第288話 エルフの生態

「え!?一体どういうことですか!?」

「うむ。それについては我らの在り方について話さなければなるまい」


 俺ががたりと立ち上がって尋ねるが、長とサリオンは全く動じることなく、話を進める。


「まず、お主がこの里に訪れてから何か気づいたことはなかったか?」


 気づいたことだって……。

 うーん、そう言われてもなぁ……。

 あ、いや待てよ。もしかしたら……。


 俺はこの里を歩いてきて一つ気になったことがあったのを思い出した。


 ダメだったとしても死ぬわけじゃないし、言ってみるか。


「子供がいない?」

「うむ。その通りじゃ。もうこの里ではかれこれ四百年子供が生まれておらぬ」

「よ、四百年!?」


 俺が自信なさげに答えると、長は俺の答えを肯定するために首を縦に振り、その後で衝撃の事実を述べた。


 先程も驚いたが、そのスケールの違いにどうしても驚いてしまうのも無理はない。


 この里に入った時妙だと思ったんだよな。

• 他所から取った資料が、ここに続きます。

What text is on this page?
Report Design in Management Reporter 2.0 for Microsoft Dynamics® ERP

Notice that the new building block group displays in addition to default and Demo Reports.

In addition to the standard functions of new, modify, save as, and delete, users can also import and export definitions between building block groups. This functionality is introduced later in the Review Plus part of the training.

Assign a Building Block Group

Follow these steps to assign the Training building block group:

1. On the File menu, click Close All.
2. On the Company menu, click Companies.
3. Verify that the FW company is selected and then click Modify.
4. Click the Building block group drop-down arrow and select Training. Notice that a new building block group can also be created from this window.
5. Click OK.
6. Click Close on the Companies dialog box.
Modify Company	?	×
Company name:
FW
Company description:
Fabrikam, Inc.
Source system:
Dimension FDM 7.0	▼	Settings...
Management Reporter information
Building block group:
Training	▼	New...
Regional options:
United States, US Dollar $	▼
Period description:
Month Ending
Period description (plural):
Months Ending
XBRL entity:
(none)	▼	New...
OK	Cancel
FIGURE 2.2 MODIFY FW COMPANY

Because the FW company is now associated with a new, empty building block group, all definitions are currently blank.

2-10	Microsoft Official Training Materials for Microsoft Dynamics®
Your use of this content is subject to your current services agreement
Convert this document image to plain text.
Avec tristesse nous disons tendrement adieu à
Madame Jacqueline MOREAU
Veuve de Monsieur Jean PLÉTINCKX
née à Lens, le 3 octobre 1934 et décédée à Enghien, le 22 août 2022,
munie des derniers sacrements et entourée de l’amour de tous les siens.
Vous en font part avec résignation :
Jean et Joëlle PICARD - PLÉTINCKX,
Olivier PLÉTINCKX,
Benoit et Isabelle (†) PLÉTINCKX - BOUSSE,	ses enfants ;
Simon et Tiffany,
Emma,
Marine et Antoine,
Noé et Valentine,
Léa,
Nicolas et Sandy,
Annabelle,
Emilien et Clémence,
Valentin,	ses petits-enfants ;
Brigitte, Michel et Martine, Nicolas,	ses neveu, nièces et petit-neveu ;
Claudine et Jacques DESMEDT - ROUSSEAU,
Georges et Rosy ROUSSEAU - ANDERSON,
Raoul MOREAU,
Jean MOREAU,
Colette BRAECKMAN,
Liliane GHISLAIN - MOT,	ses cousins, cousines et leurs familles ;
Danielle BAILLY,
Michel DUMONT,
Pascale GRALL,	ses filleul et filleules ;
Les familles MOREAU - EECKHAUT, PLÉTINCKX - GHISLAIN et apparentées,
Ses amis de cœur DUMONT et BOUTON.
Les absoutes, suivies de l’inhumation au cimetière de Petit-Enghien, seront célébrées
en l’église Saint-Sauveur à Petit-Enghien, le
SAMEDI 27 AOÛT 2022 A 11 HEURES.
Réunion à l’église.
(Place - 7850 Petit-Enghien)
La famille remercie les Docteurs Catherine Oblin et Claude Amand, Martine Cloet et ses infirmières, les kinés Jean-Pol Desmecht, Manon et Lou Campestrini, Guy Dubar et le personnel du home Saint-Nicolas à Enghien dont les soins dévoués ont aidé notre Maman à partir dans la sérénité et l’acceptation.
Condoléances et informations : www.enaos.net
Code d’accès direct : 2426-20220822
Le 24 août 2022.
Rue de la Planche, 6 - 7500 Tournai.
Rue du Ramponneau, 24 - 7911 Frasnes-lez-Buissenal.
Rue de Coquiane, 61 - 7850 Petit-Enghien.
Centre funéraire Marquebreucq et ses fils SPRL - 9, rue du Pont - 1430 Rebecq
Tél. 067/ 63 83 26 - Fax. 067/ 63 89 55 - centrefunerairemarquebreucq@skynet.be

二十台程度のエルフは見かけたけど、十台や一桁くらいのエルフの姿は一人たりとも見かけなかった。


 これは何かあるなと思ってはいたけど、そういうことだったのか。


「他に、ワシら、女子も含めて見た目で何か気づくことはないか?」

「見た目……ですか……。うーん、ちょっと分からないですね」


 サリオンも長も非常に中性的な顔立ちをしており、女性らしい服装を着たら女と言われても分からないくらいに線が細くて、しなやかな体つきをしているのは分かるけど、それ以上の事は全く分からないかったので降参した。

 

「そうか。まぁいいじゃろ。それはな、女と男の性差がかなり小さく感じなかったかの」

「言われてみれば確かに……」


 さっきも言ったけどエルフは髪型や服装で辛うじて男だと分かるような見た目をしている。女性も七海のようにぺったんこな胸のため、見分けるのが難しそうだ。


「お兄ちゃん?」

「い、いや、なんでもないぞ?」


 俺が七海を見ていたのがバレたのか、ハイライトのない目で俺を見つめてきた七海。俺は慌てて首を横に振った。


「でも、それが一体なんだというんですか?」

「男は五百年ほど前から性欲が減少し始め、それと同時に容姿もこのように線の細い女子おなごの様な体に変化していったのじゃ。逆に女の方はメリハリのあった体つきが徐々に失われて生き、今のような体型となった。今では性欲というものは失われたと言ってもいい程じゃ」


 俺は慌てて話を戻すと、性差が小さくなったことによる弊害を説明する長。


 性差が小さくなったからなんだって感じだったけど、確かに性欲の消滅しているとなると、それどこじゃなくなるな。


「なるほど。それでは滅ぶというのは……」

「そうじゃ、所謂少子化じゃな」


 そういうことか。


 男は女に近づき、女は男に近づいて性欲を失い、子孫が生まれないことによるゆるやかな滅亡。それがこの里の抱える問題だった。


「でもそれなら滅ぶのは随分先では?」

「ふむ。それはそうなんじゃがの。やはり不安なのじゃ。ワシらの寿命は五百年ほど前から徐々に短くなっている。以前であれば、千年は生きると謳われたはずの我らも、今の世代では五百年程度の寿命になってきておる。最近ではわし達の世代が後に生まれた子らを看取らないばならないことも増えてきている。これからどんどん我らの数は減っていくじゃろう」


 なるほど。寿命まで半分になっているというのはただ事じゃない。それに若いものから亡くなっていくというのも未来がないという感じがして気が気じゃなくなりそうだ。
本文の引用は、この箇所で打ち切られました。